By collecting the victims of many wild parachute plants Dr Dötterl and Ms Heiduk discovered that most of the trapped insects were flies of the genus Desmometopa, a group with a predilection for sucking up vital fluids that leak out of honey bees as their bodies are pierced by the fangs of spiders. Meanwhile, collecting chemicals given off by the flowers and running them through a gas chromatograph showed a combination of four molecules—2-heptanone, geraniol, 2-nonanol and (E)-2-octenyl acetate—previously unknown in plants. When Dr Dötterl and Ms Heiduk caught some foraging bees, stuck them in test tubes and poked them with the tip of a glass pipette to mimic a spider attack, the bees produced exactly these four compounds. And when the two researchers set traps containing the four chemicals out in the wild, they instantly attracted a goodly haul of Desmometopa.

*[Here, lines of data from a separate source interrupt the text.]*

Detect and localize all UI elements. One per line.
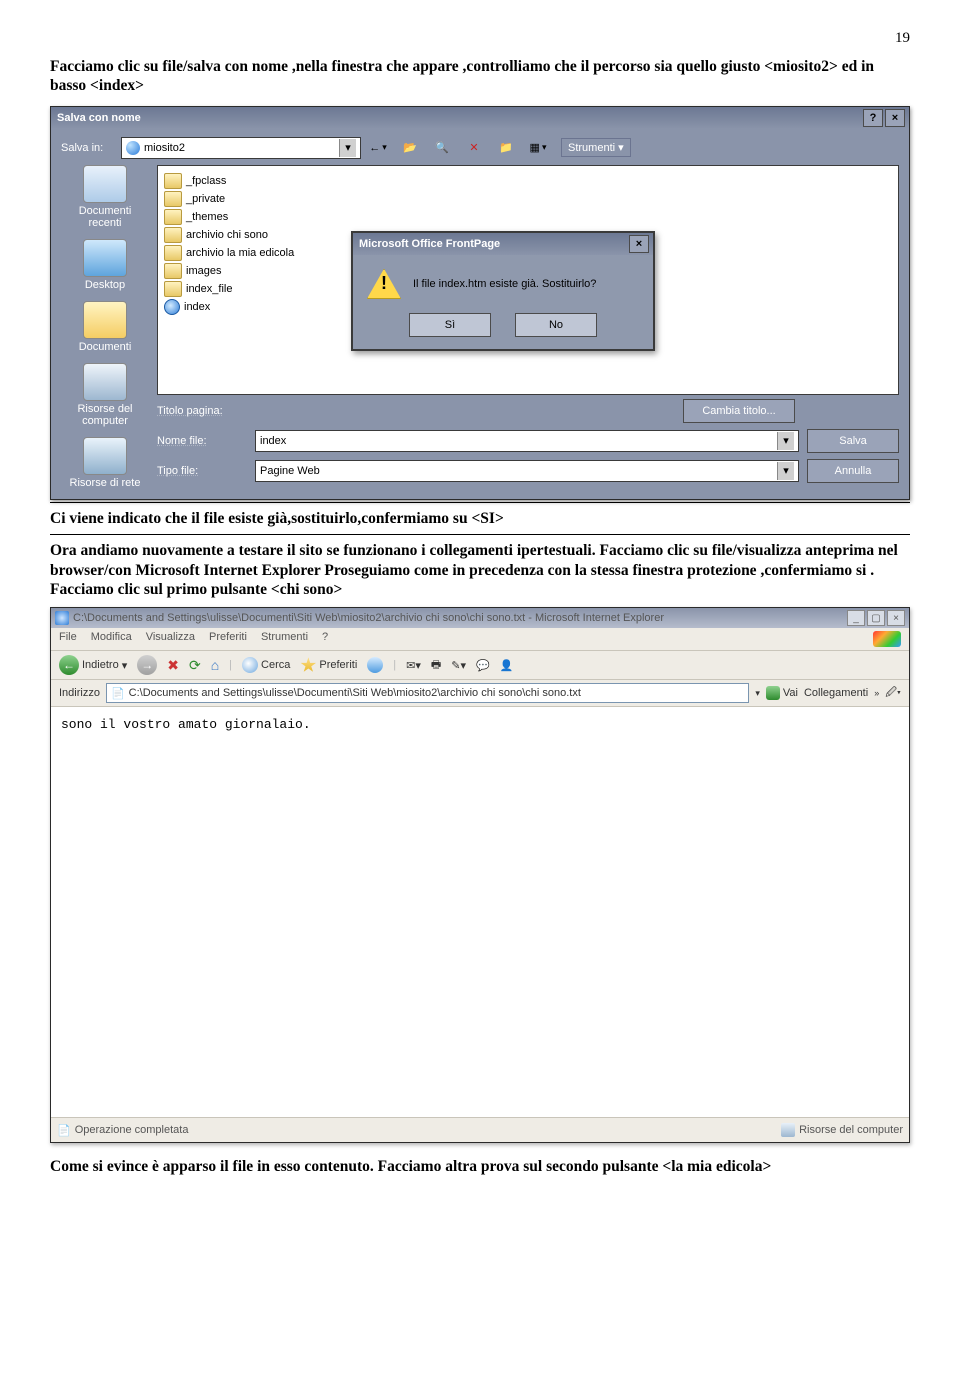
paragraph-4: Come si evince è apparso il file in esso… <box>50 1157 910 1176</box>
dialog-titlebar: Salva con nome ? × <box>51 107 909 129</box>
cancel-button[interactable]: Annulla <box>807 459 899 483</box>
save-as-dialog: Salva con nome ? × Salva in: miosito2 ▾ … <box>50 106 910 500</box>
ie-toolbar: ←Indietro ▾ → ✖ ⟳ ⌂ | Cerca Preferiti | … <box>51 651 909 680</box>
page-title-label: Titolo pagina: <box>157 405 247 417</box>
extra-dropdown-icon[interactable]: 🖉▾ <box>885 684 901 703</box>
refresh-icon[interactable]: ⟳ <box>189 657 201 674</box>
file-name-input[interactable]: index▾ <box>255 430 799 452</box>
favorites-button[interactable]: Preferiti <box>300 657 357 673</box>
page-number: 19 <box>50 30 910 47</box>
views-icon[interactable]: ▦▾ <box>529 139 547 157</box>
chevron-down-icon[interactable]: ▾ <box>339 139 356 157</box>
save-in-label: Salva in: <box>61 142 113 154</box>
change-title-button[interactable]: Cambia titolo... <box>683 399 795 423</box>
menu-tools[interactable]: Strumenti <box>261 631 308 647</box>
menu-fav[interactable]: Preferiti <box>209 631 247 647</box>
discussion-icon[interactable]: 💬 <box>476 659 490 672</box>
save-in-row: Salva in: miosito2 ▾ ←▾ 📂 🔍 ✕ 📁 ▦▾ Strum… <box>61 137 899 159</box>
folder-icon <box>164 227 182 243</box>
paragraph-2: Ci viene indicato che il file esiste già… <box>50 509 910 528</box>
save-in-value: miosito2 <box>144 142 185 154</box>
page-content-text: sono il vostro amato giornalaio. <box>61 717 311 732</box>
search-toolbar-icon[interactable]: 🔍 <box>433 139 451 157</box>
ie-status-bar: 📄 Operazione completata Risorse del comp… <box>51 1117 909 1142</box>
print-icon[interactable]: 🖶 <box>431 656 441 675</box>
address-label: Indirizzo <box>59 687 100 699</box>
ie-address-bar: Indirizzo 📄 C:\Documents and Settings\ul… <box>51 680 909 707</box>
paragraph-1: Facciamo clic su file/salva con nome ,ne… <box>50 57 910 96</box>
place-network[interactable]: Risorse di rete <box>61 437 149 489</box>
minimize-icon[interactable]: _ <box>847 610 865 626</box>
confirm-overwrite-dialog: Microsoft Office FrontPage × ! Il file i… <box>351 231 655 351</box>
place-documents[interactable]: Documenti <box>61 301 149 353</box>
folder-icon <box>164 209 182 225</box>
list-item[interactable]: _fpclass <box>164 172 892 190</box>
save-in-combo[interactable]: miosito2 ▾ <box>121 137 361 159</box>
home-icon[interactable]: ⌂ <box>211 657 219 673</box>
warning-icon: ! <box>367 269 401 299</box>
up-folder-icon[interactable]: 📂 <box>401 139 419 157</box>
chevron-down-icon[interactable]: ▾ <box>777 462 794 480</box>
place-desktop[interactable]: Desktop <box>61 239 149 291</box>
media-icon[interactable] <box>367 657 383 673</box>
confirm-message: Il file index.htm esiste già. Sostituirl… <box>413 278 596 290</box>
ie-window: C:\Documents and Settings\ulisse\Documen… <box>50 607 910 1143</box>
folder-icon <box>164 191 182 207</box>
edit-icon[interactable]: ✎▾ <box>451 659 466 672</box>
menu-edit[interactable]: Modifica <box>91 631 132 647</box>
file-name-label: Nome file: <box>157 435 247 447</box>
folder-icon <box>164 263 182 279</box>
ie-titlebar: C:\Documents and Settings\ulisse\Documen… <box>51 608 909 628</box>
address-input[interactable]: 📄 C:\Documents and Settings\ulisse\Docum… <box>106 683 749 703</box>
menu-file[interactable]: File <box>59 631 77 647</box>
close-icon[interactable]: × <box>629 235 649 253</box>
links-label[interactable]: Collegamenti <box>804 687 868 699</box>
toolbar-icons: ←▾ 📂 🔍 ✕ 📁 ▦▾ Strumenti ▾ <box>369 138 631 157</box>
place-recent[interactable]: Documenti recenti <box>61 165 149 229</box>
ie-content-area: sono il vostro amato giornalaio. <box>51 707 909 1117</box>
ie-file-icon <box>164 299 180 315</box>
chevron-down-icon[interactable]: ▾ <box>777 432 794 450</box>
place-computer[interactable]: Risorse del computer <box>61 363 149 427</box>
confirm-title: Microsoft Office FrontPage <box>357 238 627 250</box>
menu-help[interactable]: ? <box>322 631 328 647</box>
close-icon[interactable]: × <box>885 109 905 127</box>
ie-title-text: C:\Documents and Settings\ulisse\Documen… <box>73 612 847 624</box>
dialog-title: Salva con nome <box>55 112 861 124</box>
help-icon[interactable]: ? <box>863 109 883 127</box>
status-zone: Risorse del computer <box>799 1124 903 1136</box>
list-item[interactable]: _themes <box>164 208 892 226</box>
no-button[interactable]: No <box>515 313 597 337</box>
file-type-label: Tipo file: <box>157 465 247 477</box>
back-button[interactable]: ←Indietro ▾ <box>59 655 127 675</box>
maximize-icon[interactable]: ▢ <box>867 610 885 626</box>
status-text: Operazione completata <box>75 1124 189 1136</box>
globe-icon <box>126 141 140 155</box>
ie-icon <box>55 611 69 625</box>
search-button[interactable]: Cerca <box>242 657 290 673</box>
tools-menu-button[interactable]: Strumenti ▾ <box>561 138 631 157</box>
folder-icon <box>164 281 182 297</box>
folder-icon <box>164 245 182 261</box>
save-button[interactable]: Salva <box>807 429 899 453</box>
list-item[interactable]: _private <box>164 190 892 208</box>
menu-view[interactable]: Visualizza <box>146 631 195 647</box>
places-bar: Documenti recenti Desktop Documenti Riso… <box>61 165 149 489</box>
yes-button[interactable]: Sì <box>409 313 491 337</box>
folder-icon <box>164 173 182 189</box>
go-button[interactable]: Vai <box>766 686 798 700</box>
windows-flag-icon <box>873 631 901 647</box>
ie-menubar: File Modifica Visualizza Preferiti Strum… <box>51 628 909 651</box>
zone-icon <box>781 1123 795 1137</box>
file-type-combo[interactable]: Pagine Web▾ <box>255 460 799 482</box>
back-arrow-icon[interactable]: ←▾ <box>369 139 387 157</box>
paragraph-3: Ora andiamo nuovamente a testare il sito… <box>50 541 910 599</box>
stop-icon[interactable]: ✖ <box>167 657 179 674</box>
new-folder-icon[interactable]: 📁 <box>497 139 515 157</box>
delete-icon[interactable]: ✕ <box>465 139 483 157</box>
mail-icon[interactable]: ✉▾ <box>406 659 421 672</box>
forward-button[interactable]: → <box>137 655 157 675</box>
close-icon[interactable]: × <box>887 610 905 626</box>
messenger-icon[interactable]: 👤 <box>500 659 514 672</box>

An examination of past apiological research showed that the compounds in question are already known to students of bees. The insects’ mandible glands produce 2-heptanone when they are attempting to bite predators, and this chemical has a debilitating effect on such threats to the hive as predatory moth larvae and mites. The other three compounds, meanwhile, are signal molecules released by bees fighting for their lives, to notify colony members of the danger. Together, then, these four substances are a good indication of a honey bee in the sort of trouble that is a dinner gong to Desmometopa. That parachute plants have evolved to mimic this gong is yet another example of the deceptive power of plants.